I just wonder if there is a way to stop my thoughts from spiraling like that? I know theoretically, with CBT, but how exactly?
Let me know if you find out. I think I'm learning to live WITH my thoughts. Some I can handle better than others. I hide from some of them at times... because I have PTSD. I was abused by people who should have nurturred me. It strikes at the core of who we are. And my thoughts are running off as I type.

Kinda what you are talking about, right?

I think we learn to live with our own thoughts. We get comfortable with who we are now. That takes a while. We are not who we were before PTSD.

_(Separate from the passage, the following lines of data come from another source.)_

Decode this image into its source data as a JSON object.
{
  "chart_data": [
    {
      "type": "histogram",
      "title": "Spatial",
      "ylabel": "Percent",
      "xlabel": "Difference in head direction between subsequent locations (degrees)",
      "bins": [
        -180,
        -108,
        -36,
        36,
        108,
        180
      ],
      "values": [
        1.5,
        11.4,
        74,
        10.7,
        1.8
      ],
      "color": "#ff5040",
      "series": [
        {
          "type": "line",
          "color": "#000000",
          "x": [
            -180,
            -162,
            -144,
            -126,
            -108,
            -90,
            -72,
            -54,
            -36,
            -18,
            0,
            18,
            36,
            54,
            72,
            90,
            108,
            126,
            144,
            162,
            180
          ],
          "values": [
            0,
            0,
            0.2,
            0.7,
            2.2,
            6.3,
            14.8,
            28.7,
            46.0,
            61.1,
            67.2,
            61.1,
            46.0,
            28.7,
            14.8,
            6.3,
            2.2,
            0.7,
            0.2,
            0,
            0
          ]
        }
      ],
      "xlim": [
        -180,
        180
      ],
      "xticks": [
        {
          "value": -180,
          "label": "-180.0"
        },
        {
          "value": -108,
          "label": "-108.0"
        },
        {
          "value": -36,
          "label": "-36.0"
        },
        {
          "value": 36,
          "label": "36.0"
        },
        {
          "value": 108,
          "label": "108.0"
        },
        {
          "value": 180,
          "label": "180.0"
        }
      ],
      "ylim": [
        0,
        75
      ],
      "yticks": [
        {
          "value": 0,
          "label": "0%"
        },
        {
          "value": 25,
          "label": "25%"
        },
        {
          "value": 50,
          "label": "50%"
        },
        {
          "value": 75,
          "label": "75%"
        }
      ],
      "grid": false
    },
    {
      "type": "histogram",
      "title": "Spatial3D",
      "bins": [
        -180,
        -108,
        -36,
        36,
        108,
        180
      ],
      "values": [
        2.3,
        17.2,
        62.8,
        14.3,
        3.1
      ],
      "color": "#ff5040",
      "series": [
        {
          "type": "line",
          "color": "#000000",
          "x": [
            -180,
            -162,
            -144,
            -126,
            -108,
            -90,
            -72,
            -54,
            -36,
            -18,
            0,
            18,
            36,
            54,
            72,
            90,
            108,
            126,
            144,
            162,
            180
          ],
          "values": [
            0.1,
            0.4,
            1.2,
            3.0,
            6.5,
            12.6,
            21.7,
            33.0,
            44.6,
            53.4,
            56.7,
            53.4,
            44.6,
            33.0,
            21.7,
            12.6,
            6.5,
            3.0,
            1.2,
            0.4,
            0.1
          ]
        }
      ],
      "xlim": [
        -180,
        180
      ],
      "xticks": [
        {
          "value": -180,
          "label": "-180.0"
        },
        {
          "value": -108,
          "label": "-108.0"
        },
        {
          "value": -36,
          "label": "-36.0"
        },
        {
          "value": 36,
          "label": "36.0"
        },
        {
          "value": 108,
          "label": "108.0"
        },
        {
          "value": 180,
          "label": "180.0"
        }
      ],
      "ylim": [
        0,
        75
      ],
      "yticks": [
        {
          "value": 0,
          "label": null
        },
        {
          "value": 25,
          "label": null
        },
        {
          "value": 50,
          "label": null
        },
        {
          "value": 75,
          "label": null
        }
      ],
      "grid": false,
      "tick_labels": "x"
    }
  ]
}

Because I have debt, I have current work project, I'm trying to apply for work and my financials with need a whole lot of work to start with. I know there will be many steps to continue my recovery (though it's MUCH better than last year) so, I can't be freaking out every time I know I'm not 'there' yet. I might not be 'there' for a while.
We may not ever be "there" yet. But it's ok. We can be HERE right now. Sometimes it's here online. Sometimes (my favorite) it's in person. Either way, we all connect. And there's strength and comfort in that.

(Thanks to everyone of you in this forum)
And not all workdays will go perfectly, especially if I start a new job but keep doing projects too (my finances can use it). So I can't have that all or nothing thinking or... I almost wrote 'or I'll never get there' than realized this is part of that thinking. How do I practically work on my thoughts? * (*until I can afford therapy- the free center is closed, thank you 2020...:/)
It may sound weird, but sometimes you gotta just keep working through your thoughts until you're kinda done with working through them.
note: just want to say that although this contains a lot of frustration I am not giving up and I want that to be clear.
Don't you dare give up!
Also, any CBT books to recommend? Or other books related to thinking patterns?
Because I came out of 18 years in an abusive faith group, I've got a couple books related to researching, and escaping the influence of mind control. These books are very insightful to the working of the mind in abusive or traumatized situations. Helped me a lot in understanding what was going on with me. Let me know if you would like the titles.